If she continues to argue:

"It hurts my feelings that you don't want to go with me. I like Taylor Swift too. If you'd rather not go with me, I can find someone else to come with me, but I'd much rather go with you and have fun together."

It's ok to tell your kid that she's hurt your feelings. They need to realize that family time is important too.
 
@chunhe889 It’s even more than ok, it’s necessary to help the kid learn what’s ok and what’s not. I would sit them down and tell them exactly that and then use a trick I learned when my kids were toddlers: “asked and answered”. That’s your reply when they keep begging. Don’t repeat yourself, don’t let it get into yet another discussion, just say, “I already told you the answer and I’m not going to discuss it anymore”

And feel free to tell her best friend the same thing, that’s ok too.
 
@chunhe889 This is perfect. She’s probably just trying to be empathetic to her best friend and getting pressure from her friend.

Teens don’t always see their parents as people.

I bet she has a great time with you.
 
@caterpillar5 How is it okay for a child to text her friend’s mother asking to take something expensive and rare from said mother? I am struggling with how that is acceptable behavior.

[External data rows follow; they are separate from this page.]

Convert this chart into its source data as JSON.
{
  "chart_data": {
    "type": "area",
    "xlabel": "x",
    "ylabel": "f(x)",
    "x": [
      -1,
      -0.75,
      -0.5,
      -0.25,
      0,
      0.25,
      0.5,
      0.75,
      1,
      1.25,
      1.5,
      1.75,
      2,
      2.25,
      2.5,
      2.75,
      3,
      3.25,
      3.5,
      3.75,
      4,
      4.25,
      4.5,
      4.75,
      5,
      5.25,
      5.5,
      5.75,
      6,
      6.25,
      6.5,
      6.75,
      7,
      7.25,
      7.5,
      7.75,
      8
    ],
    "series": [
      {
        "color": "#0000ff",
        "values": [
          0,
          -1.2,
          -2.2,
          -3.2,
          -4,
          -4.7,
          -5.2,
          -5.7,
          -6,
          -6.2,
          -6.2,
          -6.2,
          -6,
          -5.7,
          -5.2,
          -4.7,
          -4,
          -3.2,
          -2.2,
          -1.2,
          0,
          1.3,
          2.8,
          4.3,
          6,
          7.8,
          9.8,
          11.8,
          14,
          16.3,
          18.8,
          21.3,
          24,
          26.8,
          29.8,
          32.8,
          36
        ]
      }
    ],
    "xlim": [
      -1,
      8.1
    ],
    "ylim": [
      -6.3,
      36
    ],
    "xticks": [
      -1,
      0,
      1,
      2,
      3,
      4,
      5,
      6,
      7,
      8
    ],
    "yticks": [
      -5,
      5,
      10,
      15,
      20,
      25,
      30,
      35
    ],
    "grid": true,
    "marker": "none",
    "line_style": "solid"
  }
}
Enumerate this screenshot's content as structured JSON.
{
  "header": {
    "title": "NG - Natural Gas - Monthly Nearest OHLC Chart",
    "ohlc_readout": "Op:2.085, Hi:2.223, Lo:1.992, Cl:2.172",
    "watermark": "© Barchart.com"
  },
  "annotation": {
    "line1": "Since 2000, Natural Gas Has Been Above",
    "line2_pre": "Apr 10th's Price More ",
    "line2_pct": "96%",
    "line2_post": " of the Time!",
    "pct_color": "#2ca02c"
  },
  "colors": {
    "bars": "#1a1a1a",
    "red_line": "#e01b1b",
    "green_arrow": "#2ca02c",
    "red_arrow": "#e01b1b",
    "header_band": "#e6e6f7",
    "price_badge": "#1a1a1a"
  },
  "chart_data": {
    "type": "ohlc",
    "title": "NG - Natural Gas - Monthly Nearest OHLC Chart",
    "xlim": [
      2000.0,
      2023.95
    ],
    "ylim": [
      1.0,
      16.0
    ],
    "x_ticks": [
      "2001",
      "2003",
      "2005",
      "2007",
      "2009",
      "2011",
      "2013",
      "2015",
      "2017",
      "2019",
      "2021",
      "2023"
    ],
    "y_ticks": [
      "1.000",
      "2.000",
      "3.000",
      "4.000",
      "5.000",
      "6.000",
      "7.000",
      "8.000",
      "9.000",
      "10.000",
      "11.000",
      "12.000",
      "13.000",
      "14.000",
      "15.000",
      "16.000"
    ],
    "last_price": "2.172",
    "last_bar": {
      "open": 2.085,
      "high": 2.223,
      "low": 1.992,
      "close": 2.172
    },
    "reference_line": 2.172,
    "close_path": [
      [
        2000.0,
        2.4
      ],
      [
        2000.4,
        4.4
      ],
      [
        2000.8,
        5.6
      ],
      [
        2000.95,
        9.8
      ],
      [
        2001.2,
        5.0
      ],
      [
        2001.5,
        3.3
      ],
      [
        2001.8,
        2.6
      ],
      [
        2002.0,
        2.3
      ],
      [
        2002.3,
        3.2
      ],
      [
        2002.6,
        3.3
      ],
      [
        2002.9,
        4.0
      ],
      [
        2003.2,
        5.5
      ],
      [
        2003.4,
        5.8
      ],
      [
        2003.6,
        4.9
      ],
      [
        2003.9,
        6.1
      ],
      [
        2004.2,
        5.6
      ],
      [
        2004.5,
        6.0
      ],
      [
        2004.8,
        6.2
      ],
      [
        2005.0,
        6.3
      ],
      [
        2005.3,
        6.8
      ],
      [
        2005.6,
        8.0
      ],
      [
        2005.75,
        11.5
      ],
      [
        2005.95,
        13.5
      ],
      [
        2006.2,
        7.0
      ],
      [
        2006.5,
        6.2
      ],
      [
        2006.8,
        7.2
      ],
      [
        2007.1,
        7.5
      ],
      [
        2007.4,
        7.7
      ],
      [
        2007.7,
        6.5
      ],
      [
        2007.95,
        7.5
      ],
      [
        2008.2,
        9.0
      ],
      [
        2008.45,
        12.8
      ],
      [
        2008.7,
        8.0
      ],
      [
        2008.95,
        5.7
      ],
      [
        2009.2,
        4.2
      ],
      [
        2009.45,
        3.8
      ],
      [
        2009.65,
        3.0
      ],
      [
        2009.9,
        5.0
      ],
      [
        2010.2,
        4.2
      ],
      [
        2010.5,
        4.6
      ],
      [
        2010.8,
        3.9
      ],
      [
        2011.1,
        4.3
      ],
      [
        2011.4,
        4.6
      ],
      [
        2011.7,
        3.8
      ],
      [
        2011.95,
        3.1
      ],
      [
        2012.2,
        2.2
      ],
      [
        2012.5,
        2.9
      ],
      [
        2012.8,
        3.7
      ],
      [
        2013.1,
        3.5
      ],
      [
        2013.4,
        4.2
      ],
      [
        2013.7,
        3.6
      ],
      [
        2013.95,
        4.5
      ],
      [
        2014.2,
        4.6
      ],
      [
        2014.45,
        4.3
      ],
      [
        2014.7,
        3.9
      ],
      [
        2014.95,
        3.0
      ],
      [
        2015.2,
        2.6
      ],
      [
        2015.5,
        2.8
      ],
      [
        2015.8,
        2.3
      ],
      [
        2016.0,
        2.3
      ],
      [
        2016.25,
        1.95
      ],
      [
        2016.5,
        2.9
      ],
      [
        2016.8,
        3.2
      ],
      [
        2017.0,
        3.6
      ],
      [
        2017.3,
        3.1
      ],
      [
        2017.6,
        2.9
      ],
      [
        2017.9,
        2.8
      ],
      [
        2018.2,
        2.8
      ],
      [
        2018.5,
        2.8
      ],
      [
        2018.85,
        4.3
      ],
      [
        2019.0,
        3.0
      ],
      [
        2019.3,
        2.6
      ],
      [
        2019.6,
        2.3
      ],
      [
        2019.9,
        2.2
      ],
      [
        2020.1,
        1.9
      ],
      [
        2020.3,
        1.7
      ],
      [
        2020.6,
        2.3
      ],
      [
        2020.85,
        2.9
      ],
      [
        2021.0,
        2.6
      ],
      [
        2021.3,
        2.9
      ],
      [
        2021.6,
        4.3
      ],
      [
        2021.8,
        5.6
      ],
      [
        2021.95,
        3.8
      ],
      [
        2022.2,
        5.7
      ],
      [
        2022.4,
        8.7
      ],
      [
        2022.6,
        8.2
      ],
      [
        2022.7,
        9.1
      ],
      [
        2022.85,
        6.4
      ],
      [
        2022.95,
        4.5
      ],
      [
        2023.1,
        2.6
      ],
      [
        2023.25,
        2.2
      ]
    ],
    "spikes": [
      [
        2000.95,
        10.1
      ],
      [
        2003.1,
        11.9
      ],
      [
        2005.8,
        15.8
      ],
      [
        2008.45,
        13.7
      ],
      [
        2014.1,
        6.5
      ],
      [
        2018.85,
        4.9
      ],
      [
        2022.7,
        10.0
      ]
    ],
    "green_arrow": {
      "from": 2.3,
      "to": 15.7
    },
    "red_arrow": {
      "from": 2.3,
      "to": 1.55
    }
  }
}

Your daughter is in the wrong but maybe doesn’t understand you’re genuinely a fan, too? I’m being generous with that, but it could be worth approaching her from that angle - you’re her mom, and you’re also a TS fan. You bought tickets and invited your daughter. You did not offer your daughter two tickets and suggest she take you.

They’re your tickets. Both your daughter and her friend could learn something about entitlement and respect in this situation.
 
@jermcoles Thank you for highlighting this aspect- both of my kids (12 f and 10f) have a couple friends who somehow got my number and will text me to ask for sleepovers etc. I'm so not into it I don't even reply to their texts- I always think "these little girls would not text my husband these questions so it's inappropriate" like who is raising these kids to approach adults this way... my younger friend who text me and complain like "if I don't get to sleepover at your house today I have to go to my dads house for the whole weekend and I don't want to go there it's boring" and I just wish she would stop but I also don't tell her to stop beside I feel mean but anyway yeah a rant about that
 
@vlovesgod Same! My daughter is 13. They text me and I ignore and tell my daughter what's up. They also find me in social media and share and make fun of pics. That's what this age does now. They scope out the parents pages for pics of the friend when they were younger or embarrassing pics
 
@vlovesgod I suggest blocking their numbers. If you want, you can text them first to say that as an adult you have the boundary that you do not text children and that if they feel they MUST contact you, that they can as their parents first and then speak to you through their parent.
 
@caterpillar5 They are being very RUDE.. I’d tell your daughter stop the pestering about the tickets we can go together and have a wonderful time or I can go with my sister.. this isn’t up for negotiation.. period.. you can even go a step further and have your sister call n text her asking for her ticket.. *sometimes teenagers just don’t get it until it’s them.